Dans cet entretien, Marion Joffre, chef de produit et spécialiste des questions « Big Data » chez AT Internet, nous éclaire sur les enjeux, les outils, et surtout la place centrale de l’analytics dans l’écosystème data.

 

Pourquoi la donnée analytique est essentielle dans un projet Big Data ?

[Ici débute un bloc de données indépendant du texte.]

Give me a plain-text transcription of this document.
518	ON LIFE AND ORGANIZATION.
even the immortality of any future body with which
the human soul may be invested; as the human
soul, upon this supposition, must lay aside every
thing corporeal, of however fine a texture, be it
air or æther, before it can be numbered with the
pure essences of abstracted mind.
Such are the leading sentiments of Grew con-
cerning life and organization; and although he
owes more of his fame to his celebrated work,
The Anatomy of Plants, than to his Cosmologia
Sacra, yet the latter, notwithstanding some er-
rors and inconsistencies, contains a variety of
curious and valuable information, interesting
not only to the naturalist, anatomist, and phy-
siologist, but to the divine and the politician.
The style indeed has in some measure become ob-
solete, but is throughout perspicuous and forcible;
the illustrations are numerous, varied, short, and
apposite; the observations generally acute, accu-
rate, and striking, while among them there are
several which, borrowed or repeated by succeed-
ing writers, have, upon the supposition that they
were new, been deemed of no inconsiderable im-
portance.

Les données analytics ont une part non négligeable à prendre dans ces projets. D’abord parce qu’elles apportent une vision détaillée de tout ce que peut réaliser un client sur un site ou une application. Ces informations de navigation sont exclusives, et embarquent des enseignements très riches. Elles fournissent une vision très précise, au visiteur près de son comportement de navigation, quel que soit le device qu’il utilise pour naviguer, le tout de manière exhaustive pour les outils comme le nôtre qui n’appliquent pas de sampling.

 

De plus, ces données sont fiables, car elles bénéficient de règles de calculs très spécifiques et de l’identification du visiteur grâce à ses identifiants de connexion. De fait, ces données sont donc constantes dans le temps. Il est ainsi aisé de reconstituer le parcours d’un utilisateur sur plusieurs devices sur une période donnée si ce dernier est identifié. Finalement, ces données sont celles qui vont permettre de répondre à la question : qu’on fait mes visiteurs avant d’acheter un de mes produits ? Quels sont les contenus ou les campagnes qui l’ont amené au bout du processus d’achat ? A quelle fréquence est-ce que mes visiteurs reviennent sur mon site jusqu’à l’achat d’un produit ?

 

Est-il possible de lancer un projet de Data Science avec uniquement des données analytics ?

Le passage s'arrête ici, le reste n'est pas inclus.